Residents on the route to a thriving business park near Threlkeld Quarry remain opposed to its expansion which will nearly double the number of units there.
Householders in the vicinity of Glenderamackin Terrace have submitted objections to the plan for the nearby Blencathra Business Centre.
BEC, formerly Britain’s Energy Coast, the property managers and developers based at Moor Row, want to create “eco studio workshops”.
It would also mean an increase in parking spaces at the site.
The latest application was lodged just over two weeks ago with planners at the Lake District National Park Authority, which will make the final decision.
However, residents have written to its planners to warn that the extension would generate more traffic through the area.
Objectors Carol and Roy Smith have told the LDNPA that any expansion would seriously impact village life, wildlife and holiday letting businesses.
Their concerns include noise, disruption and disturbance as a result of construction traffic, HGVs and other vehicles going to and from the business park. “We are in the Lake District National Park World Heritage Site, not a city suburb, not an industrial estate, not the purpose-built Gilwilly,” they wrote.
Resident Rosemary Burril and her husband have also objected, calling the amount of extra traffic the extension would generate as “totally inappropriate”.
They said the impact on them would be “huge” as they already have experiences of lorries hitting their garden wall and causing damage nearby.
“As there are an extra 18 units planned it is inevitable that it will be made significantly worse again when the traffic increases even more,” the Burril’s wrote. Resident Kathy Miller also opposed the plan. She wrote: “I strongly object to the increase in the number of business units. My main reason for this is that the main access road to the Blencathra Business Centre is an unadopted road and it can’t cope with the existing traffic, let alone an increase in usage which this would create.”
Agents representing the applicants said previous studies had indicated 121 vehicles visited the site a day and a new development could increase that by 50.

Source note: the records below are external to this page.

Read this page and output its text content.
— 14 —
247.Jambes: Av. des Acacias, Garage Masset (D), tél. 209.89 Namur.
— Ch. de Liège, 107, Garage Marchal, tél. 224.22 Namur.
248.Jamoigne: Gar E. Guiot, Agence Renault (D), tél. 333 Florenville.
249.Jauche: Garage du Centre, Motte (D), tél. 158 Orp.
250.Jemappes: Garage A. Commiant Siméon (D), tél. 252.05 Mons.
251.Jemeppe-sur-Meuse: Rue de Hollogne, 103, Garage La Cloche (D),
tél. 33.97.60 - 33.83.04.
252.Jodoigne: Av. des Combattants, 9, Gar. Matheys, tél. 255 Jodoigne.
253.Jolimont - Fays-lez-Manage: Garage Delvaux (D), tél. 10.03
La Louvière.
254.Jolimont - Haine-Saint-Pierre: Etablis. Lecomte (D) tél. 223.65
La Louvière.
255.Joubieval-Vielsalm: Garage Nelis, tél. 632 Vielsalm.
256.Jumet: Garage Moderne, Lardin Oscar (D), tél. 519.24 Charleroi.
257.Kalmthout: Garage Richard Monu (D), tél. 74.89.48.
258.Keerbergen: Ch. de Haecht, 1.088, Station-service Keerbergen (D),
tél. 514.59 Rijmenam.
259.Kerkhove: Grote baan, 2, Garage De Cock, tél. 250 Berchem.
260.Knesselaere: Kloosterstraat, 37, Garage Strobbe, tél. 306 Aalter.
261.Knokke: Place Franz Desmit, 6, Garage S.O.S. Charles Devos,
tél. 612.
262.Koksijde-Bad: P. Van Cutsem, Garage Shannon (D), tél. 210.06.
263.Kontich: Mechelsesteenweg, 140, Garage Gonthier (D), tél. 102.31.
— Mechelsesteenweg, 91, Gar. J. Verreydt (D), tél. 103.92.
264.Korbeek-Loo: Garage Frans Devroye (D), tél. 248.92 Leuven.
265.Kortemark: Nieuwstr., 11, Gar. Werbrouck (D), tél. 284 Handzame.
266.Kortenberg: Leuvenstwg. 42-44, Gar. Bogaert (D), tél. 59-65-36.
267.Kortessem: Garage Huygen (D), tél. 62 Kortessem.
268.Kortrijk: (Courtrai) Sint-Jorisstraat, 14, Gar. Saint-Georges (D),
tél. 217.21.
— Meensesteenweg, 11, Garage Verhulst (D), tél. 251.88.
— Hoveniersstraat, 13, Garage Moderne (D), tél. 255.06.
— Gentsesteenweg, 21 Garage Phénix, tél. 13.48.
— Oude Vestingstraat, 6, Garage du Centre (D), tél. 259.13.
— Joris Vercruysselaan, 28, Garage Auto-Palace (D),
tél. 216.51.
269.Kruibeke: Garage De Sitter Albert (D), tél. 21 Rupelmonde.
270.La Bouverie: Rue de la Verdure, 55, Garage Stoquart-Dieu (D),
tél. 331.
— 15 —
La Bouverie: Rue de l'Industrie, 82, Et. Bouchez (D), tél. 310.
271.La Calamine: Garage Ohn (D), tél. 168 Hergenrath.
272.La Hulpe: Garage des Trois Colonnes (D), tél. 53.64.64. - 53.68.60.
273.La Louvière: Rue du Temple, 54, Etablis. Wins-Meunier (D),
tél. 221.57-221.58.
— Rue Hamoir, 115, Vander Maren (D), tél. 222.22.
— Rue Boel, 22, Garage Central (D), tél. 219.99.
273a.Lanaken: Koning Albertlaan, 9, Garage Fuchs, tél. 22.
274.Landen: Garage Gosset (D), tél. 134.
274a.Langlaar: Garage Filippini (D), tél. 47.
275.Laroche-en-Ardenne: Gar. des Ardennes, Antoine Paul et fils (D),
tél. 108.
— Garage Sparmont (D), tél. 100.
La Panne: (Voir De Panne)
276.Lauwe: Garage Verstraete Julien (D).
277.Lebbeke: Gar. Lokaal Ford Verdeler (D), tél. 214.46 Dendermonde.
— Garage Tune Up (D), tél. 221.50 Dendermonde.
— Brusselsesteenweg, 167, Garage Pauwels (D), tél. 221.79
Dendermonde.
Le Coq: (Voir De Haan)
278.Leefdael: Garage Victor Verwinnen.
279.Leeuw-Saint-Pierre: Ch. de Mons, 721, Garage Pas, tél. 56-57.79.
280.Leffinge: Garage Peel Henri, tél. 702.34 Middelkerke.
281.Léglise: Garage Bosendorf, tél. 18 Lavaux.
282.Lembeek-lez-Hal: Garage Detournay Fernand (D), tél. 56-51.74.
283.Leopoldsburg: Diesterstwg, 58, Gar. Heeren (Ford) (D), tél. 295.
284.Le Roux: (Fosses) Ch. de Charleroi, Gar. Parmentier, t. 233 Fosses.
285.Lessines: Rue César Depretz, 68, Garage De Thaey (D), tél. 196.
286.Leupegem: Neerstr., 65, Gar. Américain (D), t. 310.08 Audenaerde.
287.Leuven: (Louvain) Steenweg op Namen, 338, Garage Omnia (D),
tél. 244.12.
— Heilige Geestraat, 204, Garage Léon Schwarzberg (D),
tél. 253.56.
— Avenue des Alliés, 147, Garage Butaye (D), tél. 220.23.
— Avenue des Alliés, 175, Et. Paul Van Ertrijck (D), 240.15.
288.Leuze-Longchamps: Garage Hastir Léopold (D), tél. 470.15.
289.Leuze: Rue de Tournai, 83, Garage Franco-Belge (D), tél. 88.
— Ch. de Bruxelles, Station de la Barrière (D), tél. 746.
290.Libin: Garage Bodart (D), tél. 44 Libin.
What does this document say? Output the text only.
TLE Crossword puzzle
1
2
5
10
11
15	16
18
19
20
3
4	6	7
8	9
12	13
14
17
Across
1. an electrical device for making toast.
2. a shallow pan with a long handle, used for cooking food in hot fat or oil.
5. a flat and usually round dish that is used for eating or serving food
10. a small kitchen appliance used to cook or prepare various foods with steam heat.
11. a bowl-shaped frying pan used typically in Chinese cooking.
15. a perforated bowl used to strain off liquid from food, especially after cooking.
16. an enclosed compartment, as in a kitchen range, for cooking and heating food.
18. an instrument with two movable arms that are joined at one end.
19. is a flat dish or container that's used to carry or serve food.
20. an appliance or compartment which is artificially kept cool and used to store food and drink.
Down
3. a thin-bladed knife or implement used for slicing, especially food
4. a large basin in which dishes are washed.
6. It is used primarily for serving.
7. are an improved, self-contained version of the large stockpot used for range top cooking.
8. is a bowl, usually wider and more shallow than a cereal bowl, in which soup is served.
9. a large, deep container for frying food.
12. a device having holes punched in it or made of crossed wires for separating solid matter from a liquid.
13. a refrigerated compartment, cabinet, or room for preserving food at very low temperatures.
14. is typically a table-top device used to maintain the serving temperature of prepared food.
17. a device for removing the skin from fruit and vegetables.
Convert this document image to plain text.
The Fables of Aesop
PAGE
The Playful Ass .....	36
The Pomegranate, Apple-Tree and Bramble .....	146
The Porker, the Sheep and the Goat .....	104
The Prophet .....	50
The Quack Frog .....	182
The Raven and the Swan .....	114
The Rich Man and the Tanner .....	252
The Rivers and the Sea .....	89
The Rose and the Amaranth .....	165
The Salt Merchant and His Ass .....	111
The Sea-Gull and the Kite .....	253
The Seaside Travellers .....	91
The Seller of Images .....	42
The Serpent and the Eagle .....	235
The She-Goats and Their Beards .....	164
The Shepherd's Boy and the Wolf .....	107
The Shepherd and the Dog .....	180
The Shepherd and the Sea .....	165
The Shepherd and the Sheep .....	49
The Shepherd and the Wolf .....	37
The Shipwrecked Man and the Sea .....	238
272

However, it also said it had carried out a CCTV survey of vehicle movements and the results, over three “sample days”, showed an average of 36 vehicles coming onto site. As a result, it expects “at maximum, a further 27 vehicles a day”.
It also claimed the “majority of traffic” particularly HGVs, actually passed the houses on Glenderamackin Terrace and the business centre to go on to other destinations within the main quarry business area”.
Cumberland Council, as the highways authority, said the vehicle movements survey had not provided any “details” of when it was undertaken or in which part of the week, and said a fresh transport statement is needed.
Agents representing the applicants have told planners that the site had been “home to industrial activity” as far back as 1890 – adding that the quarry had been there for 154 years and the adjacent houses “wouldn’t be there if it had not been for the industry”.
Planners have been told that the latest scheme represents a “significant reduction” in the development area, scale and massing from previous designs.
Agents said: “Our proposed design provides a series of smaller self contained units. These are suitable for developing businesses to create diverse and expanding employment opportunities.”